NOTE: This is a technical preview, and is not yet ready for production use. We are still running hyperparameter search for the LoRA model, and will release the final model soon. If you'd like to contribute to this, please contact us.

You need latest code base for LoRA support (instructions here)

Demo (Web UI)

Please execute each of the command below one by one (after the previous one has finished). The commands are the same as launching other demos except for an additional --model-base flag to specify the base model to use. Please make sure the base model corresponds to the LoRA checkpoint that you are using. For this technical preview, you need Vicuna v1.1 (7B) checkpoint (if you do not have that already, follow the instructions here).

Launch a controller

python -m llava.serve.controller --host 0.0.0.0 --port 10000

Launch a gradio web server.

python -m llava.serve.gradio_web_server --controller http://localhost:10000 --model-list-mode reload

You just launched the Gradio web interface. Now, you can open the web interface with the URL printed on the screen. You may notice that there is no model in the model list. Do not worry, as we have not launched any model worker yet. It will be automatically updated when you launch a model worker.

Launch a model worker

python -m llava.serve.model_worker --host 0.0.0.0 --controller http://localhost:10000 --port 40000 --worker http://localhost:40000 --model-path liuhaotian/llava-vicuna-7b-v1.1-lcs_558k-instruct_80k_3e-lora-preview-alpha --model-base /path/to/vicuna-v1.1

Wait until the process finishes loading the model and you see "Uvicorn running on ...". Now, refresh your Gradio web UI, and you will see the model you just launched in the model list.

You can launch as many workers as you want, and compare between different model checkpoints in the same Gradio interface. Please keep the --controller the same, and modify the --port and --worker to a different port number for each worker.

Training

Please see sample training scripts for LoRA and QLoRA.
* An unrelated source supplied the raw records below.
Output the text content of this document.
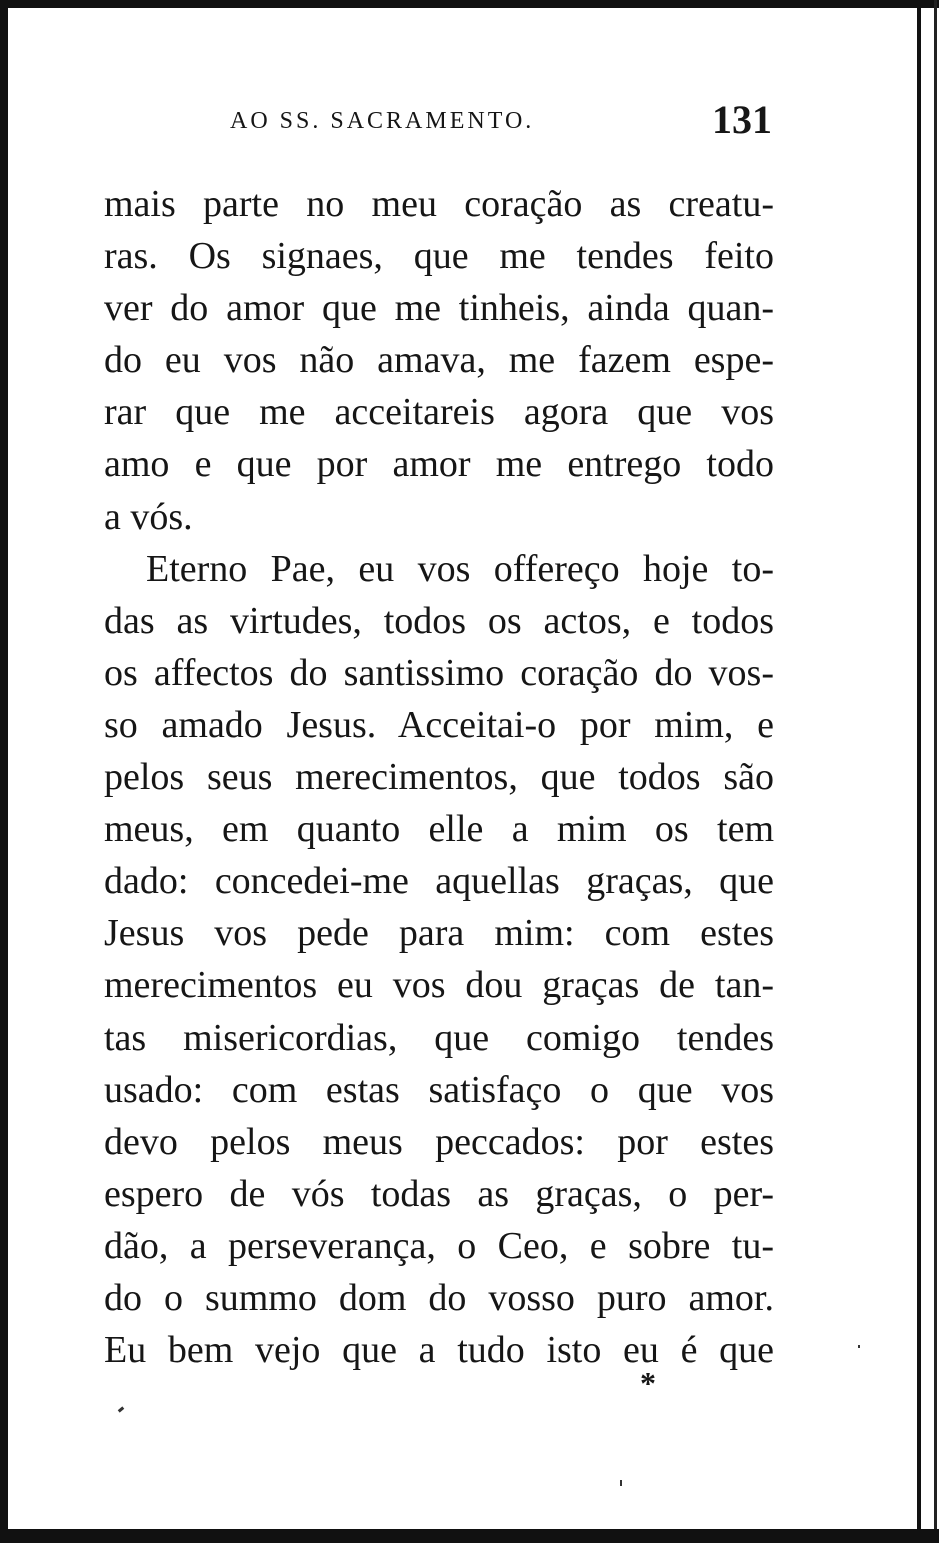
AO SS. SACRAMENTO.	131
mais parte no meu coração as creatu-
ras. Os signaes, que me tendes feito
ver do amor que me tinheis, ainda quan-
do eu vos não amava, me fazem espe-
rar que me acceitareis agora que vos
amo e que por amor me entrego todo
a vós.
Eterno Pae, eu vos offereço hoje to-
das as virtudes, todos os actos, e todos
os affectos do santissimo coração do vos-
so amado Jesus. Acceitai-o por mim, e
pelos seus merecimentos, que todos são
meus, em quanto elle a mim os tem
dado: concedei-me aquellas graças, que
Jesus vos pede para mim: com estes
merecimentos eu vos dou graças de tan-
tas misericordias, que comigo tendes
usado: com estas satisfaço o que vos
devo pelos meus peccados: por estes
espero de vós todas as graças, o per-
dão, a perseverança, o Ceo, e sobre tu-
do o summo dom do vosso puro amor.
Eu bem vejo que a tudo isto eu é que
*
We provide sample DeepSpeed configs, zero3.json is more like PyTorch FSDP, and zero3_offload.json can further save memory consumption by offloading parameters to CPU. zero3.json is usually faster than zero3_offload.json but requires more GPU memory, therefore, we recommend trying zero3.json first, and if you run out of GPU memory, try zero3_offload.json. You can also tweak the per_device_train_batch_size and gradient_accumulation_steps in the config to save memory, and just to make sure that per_device_train_batch_size and gradient_accumulation_steps remains the same.

If you are having issues with ZeRO-3 configs, and there are enough VRAM, you may try zero2.json. This consumes slightly more memory than ZeRO-3, and behaves more similar to PyTorch FSDP, while still supporting parameter-efficient tuning.

Create Merged Checkpoints

python scripts/merge_lora_weights.py \
    --model-path /path/to/lora_model \
    --model-base /path/to/base_model \
    --save-model-path /path/to/merge_model